修也「そんなの、オレンジによって違うだろ」


七海「大体、甘いんじゃない?」


亮「イメージ、イメージ。オレンジと言えば、どんな味?」


修也「酸っぱいじゃね?」


七海「甘いでしょ」


亮「俺も酸っぱいと思う」


七海「なんで?酸っぱいはレモンでしょ。ねぇ、美生?」


   美生、風でなびく前髪を押さえている。


美生「オレンジ?今日食べたオレンジは甘かったよ」


七海「そうだよね!ほら、甘いじゃん」


修也「甘いっていうのは、飴とかグミとかチョコレートの時だろ。オレンジを食べてあっまーって言わないだろ」


七海「そうだけど、酸っぱーいっていう時は、レモンとか梅干しを食べた時でしょ。だいたいさ、酸っぱいオレンジなんて売れないじゃん」


美生「酸味の中にある甘さが好き」


七海「そうそう!酸味の中にある甘さだよ。
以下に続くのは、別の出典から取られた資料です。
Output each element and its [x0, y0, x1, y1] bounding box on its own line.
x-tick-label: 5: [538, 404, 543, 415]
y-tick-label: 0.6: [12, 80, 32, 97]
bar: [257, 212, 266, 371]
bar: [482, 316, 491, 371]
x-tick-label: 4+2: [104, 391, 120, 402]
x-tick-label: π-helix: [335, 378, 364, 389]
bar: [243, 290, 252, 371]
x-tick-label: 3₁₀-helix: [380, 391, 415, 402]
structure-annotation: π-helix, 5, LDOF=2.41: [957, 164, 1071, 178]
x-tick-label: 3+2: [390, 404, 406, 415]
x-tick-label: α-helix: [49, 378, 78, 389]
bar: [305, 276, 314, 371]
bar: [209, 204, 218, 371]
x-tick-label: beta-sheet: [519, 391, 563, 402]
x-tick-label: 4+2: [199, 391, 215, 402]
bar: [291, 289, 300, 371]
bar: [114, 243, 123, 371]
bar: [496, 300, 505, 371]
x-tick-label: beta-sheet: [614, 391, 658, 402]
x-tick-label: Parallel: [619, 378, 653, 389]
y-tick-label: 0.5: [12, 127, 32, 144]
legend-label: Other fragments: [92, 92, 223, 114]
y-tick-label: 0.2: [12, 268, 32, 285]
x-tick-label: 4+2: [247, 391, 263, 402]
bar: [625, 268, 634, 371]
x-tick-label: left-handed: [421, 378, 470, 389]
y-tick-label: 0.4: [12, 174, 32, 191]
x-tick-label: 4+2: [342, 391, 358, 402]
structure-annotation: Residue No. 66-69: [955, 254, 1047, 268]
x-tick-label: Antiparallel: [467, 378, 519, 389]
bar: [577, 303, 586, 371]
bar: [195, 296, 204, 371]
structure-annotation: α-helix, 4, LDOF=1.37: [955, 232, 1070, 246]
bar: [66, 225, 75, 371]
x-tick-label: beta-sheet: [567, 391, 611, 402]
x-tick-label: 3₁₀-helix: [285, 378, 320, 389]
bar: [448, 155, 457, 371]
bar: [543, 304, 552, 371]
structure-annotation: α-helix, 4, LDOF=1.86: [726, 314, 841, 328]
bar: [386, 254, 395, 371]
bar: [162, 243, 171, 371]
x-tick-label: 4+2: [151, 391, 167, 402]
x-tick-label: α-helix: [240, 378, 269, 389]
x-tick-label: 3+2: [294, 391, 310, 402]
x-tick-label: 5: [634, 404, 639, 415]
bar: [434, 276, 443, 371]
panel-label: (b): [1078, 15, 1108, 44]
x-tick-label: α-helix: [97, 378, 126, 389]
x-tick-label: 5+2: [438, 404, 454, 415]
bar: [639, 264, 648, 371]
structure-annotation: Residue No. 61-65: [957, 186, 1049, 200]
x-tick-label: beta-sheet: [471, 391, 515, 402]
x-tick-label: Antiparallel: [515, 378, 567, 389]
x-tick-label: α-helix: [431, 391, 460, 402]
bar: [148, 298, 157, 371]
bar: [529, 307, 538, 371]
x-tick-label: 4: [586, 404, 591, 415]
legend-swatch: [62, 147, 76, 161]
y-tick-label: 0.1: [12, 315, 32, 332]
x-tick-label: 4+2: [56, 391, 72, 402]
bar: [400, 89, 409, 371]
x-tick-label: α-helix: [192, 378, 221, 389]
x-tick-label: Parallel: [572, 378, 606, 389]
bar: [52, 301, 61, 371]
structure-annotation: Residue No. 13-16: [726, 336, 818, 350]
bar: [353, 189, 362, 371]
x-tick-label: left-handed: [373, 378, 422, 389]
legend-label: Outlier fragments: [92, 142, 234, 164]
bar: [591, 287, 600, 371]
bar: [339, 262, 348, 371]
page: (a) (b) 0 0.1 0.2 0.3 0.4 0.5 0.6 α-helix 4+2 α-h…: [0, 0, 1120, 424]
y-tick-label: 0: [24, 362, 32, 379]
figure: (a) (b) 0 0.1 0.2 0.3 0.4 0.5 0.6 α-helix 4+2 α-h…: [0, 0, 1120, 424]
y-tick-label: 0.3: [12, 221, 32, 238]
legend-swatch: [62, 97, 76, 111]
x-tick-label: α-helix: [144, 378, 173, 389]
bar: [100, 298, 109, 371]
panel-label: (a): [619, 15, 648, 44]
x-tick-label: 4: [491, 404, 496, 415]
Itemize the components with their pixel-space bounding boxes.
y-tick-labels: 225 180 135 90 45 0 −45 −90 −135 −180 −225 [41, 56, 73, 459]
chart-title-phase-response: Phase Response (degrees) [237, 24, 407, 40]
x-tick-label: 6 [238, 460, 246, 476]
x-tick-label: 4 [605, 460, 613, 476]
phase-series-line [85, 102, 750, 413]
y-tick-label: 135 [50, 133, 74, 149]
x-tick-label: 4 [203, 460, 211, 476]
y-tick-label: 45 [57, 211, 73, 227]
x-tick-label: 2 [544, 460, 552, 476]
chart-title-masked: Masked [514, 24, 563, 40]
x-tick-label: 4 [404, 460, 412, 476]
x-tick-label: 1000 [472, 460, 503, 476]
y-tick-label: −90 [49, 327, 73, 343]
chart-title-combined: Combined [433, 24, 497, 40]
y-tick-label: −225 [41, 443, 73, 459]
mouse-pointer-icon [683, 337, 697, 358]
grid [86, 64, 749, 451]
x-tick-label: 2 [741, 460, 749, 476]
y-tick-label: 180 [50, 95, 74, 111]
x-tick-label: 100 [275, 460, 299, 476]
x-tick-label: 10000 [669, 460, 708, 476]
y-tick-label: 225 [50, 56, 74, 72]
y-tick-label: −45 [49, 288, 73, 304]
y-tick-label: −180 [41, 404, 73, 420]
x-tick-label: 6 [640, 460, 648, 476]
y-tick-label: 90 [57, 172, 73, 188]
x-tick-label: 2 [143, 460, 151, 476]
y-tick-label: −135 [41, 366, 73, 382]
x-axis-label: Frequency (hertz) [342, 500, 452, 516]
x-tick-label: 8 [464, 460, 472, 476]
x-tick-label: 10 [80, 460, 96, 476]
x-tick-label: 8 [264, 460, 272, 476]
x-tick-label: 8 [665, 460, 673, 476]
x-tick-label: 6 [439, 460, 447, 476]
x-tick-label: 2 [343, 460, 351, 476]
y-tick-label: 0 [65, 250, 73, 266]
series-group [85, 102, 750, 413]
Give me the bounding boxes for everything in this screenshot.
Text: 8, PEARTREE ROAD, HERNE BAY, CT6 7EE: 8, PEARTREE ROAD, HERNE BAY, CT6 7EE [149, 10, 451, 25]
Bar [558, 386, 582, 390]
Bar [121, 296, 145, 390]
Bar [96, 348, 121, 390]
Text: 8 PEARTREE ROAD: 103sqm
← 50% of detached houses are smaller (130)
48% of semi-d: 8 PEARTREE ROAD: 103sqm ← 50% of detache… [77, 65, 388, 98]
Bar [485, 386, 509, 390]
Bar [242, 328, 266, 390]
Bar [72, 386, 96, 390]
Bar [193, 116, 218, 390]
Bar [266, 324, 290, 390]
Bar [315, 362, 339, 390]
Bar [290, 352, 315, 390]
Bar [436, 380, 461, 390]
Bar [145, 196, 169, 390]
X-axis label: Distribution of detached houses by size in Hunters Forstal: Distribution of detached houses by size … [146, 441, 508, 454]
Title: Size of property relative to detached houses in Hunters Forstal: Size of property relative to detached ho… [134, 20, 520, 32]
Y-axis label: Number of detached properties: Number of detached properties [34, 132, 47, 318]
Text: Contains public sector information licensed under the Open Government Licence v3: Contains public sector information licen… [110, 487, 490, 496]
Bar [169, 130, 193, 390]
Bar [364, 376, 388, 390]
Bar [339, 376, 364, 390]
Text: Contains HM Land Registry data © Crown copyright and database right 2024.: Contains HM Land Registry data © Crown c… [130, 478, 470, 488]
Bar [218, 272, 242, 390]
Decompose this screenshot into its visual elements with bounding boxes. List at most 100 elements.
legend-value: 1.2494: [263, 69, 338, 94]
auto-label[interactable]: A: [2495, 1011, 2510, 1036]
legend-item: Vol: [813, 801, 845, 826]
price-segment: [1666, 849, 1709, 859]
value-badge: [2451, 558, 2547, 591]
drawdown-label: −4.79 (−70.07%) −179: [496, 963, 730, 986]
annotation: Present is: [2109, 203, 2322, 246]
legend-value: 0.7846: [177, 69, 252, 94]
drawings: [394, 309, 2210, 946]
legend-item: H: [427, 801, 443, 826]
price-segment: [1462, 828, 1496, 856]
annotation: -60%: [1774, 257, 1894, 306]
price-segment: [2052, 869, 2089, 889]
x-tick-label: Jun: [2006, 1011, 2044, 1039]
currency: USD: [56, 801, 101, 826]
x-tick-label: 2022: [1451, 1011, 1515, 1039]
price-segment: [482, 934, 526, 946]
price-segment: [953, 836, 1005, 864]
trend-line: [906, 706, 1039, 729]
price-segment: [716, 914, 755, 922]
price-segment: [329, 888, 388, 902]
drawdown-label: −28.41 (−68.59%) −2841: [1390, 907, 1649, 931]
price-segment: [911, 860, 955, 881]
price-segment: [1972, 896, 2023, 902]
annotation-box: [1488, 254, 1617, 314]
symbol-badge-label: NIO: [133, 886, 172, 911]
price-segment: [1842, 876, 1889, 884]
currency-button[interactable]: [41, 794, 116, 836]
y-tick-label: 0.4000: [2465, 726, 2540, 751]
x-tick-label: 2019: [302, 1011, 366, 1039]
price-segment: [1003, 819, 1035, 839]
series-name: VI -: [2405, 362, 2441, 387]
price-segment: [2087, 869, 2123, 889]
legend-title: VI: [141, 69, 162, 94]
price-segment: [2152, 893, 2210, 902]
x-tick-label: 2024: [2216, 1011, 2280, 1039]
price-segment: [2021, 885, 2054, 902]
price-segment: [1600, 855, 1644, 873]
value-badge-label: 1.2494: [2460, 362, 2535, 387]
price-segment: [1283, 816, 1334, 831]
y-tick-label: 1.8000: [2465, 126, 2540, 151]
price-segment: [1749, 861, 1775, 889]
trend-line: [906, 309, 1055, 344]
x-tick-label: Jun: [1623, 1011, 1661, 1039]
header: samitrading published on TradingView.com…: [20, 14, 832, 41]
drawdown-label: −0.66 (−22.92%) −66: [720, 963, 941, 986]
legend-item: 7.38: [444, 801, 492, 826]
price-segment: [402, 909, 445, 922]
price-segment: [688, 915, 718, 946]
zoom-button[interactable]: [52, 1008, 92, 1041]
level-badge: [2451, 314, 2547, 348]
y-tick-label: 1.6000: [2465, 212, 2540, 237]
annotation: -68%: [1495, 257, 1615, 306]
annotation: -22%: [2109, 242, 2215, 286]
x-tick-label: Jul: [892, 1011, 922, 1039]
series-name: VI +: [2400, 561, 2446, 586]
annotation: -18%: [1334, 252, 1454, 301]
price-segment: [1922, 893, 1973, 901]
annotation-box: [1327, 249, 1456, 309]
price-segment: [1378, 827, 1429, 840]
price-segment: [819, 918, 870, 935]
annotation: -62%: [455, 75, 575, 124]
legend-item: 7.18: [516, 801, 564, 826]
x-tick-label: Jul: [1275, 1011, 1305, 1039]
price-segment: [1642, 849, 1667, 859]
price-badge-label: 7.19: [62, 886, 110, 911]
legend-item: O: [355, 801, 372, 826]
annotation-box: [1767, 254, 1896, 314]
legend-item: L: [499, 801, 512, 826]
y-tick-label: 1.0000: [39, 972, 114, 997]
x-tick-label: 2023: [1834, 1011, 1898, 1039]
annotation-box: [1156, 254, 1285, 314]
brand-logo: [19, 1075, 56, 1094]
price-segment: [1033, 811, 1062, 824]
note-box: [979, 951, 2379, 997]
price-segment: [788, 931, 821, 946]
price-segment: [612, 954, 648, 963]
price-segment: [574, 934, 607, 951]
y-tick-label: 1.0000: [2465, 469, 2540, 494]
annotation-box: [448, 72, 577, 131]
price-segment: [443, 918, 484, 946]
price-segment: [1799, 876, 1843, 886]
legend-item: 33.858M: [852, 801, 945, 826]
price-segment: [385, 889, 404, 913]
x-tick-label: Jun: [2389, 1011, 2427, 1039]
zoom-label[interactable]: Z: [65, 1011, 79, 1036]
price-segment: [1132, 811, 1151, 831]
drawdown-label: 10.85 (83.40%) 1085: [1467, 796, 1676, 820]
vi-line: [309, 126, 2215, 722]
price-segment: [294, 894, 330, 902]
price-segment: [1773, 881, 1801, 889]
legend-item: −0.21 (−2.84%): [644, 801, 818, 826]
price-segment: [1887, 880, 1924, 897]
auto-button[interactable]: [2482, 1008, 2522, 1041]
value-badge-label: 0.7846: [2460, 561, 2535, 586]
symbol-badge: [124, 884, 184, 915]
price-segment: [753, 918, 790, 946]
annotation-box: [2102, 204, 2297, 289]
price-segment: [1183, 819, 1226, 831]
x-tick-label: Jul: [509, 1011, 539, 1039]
これがオレンジの味。だから、甘いの」


修也「ていうか、七海、酸味って言ってるじゃん。酸味って酸っぱい味だろ。ほら、酸っぱいんじゃんか!」


七海「だから、その中にある甘さがオレンジを表す味って言ってるんの!」


修也「酸っぱさのベースに甘さだろ。ベースは酸っぱさ」


七海「それは甘味を引き立たせるわき役」


   亮、立ち止まる。


〇分かれ道

   亮が立ち止まると、皆立ち止まる。


亮「続きは明日ね」


美生「うん!バイバイ」


七海「バイバイ。明日、決着ね」


修也「負けないからな」


   それぞれ、手を振り家路につく。


〇学校(朝)

   4人は、ランドセルをロッカーにしまい、美生の席に集まる。


亮「昨日の続きやろう」


修也「もちろん、家に帰ってからも滅茶苦茶考えたから」


七海「私も、お風呂でずっと考えてた。やっぱり、オレンジと言えば・・・」


   亮、美生、七海、修也が同時に話す。


亮「甘い」


美生「酸っぱい」


七海「酸っぱい」


修也「甘い」


   4人は顔を見合わせて、笑う。


亮「俺らって滅茶苦茶、いい仲間だね」


〇道路

   垂れ下がる、オレンジの木。

   おじいさんが、オレンジを1個もぎ取る。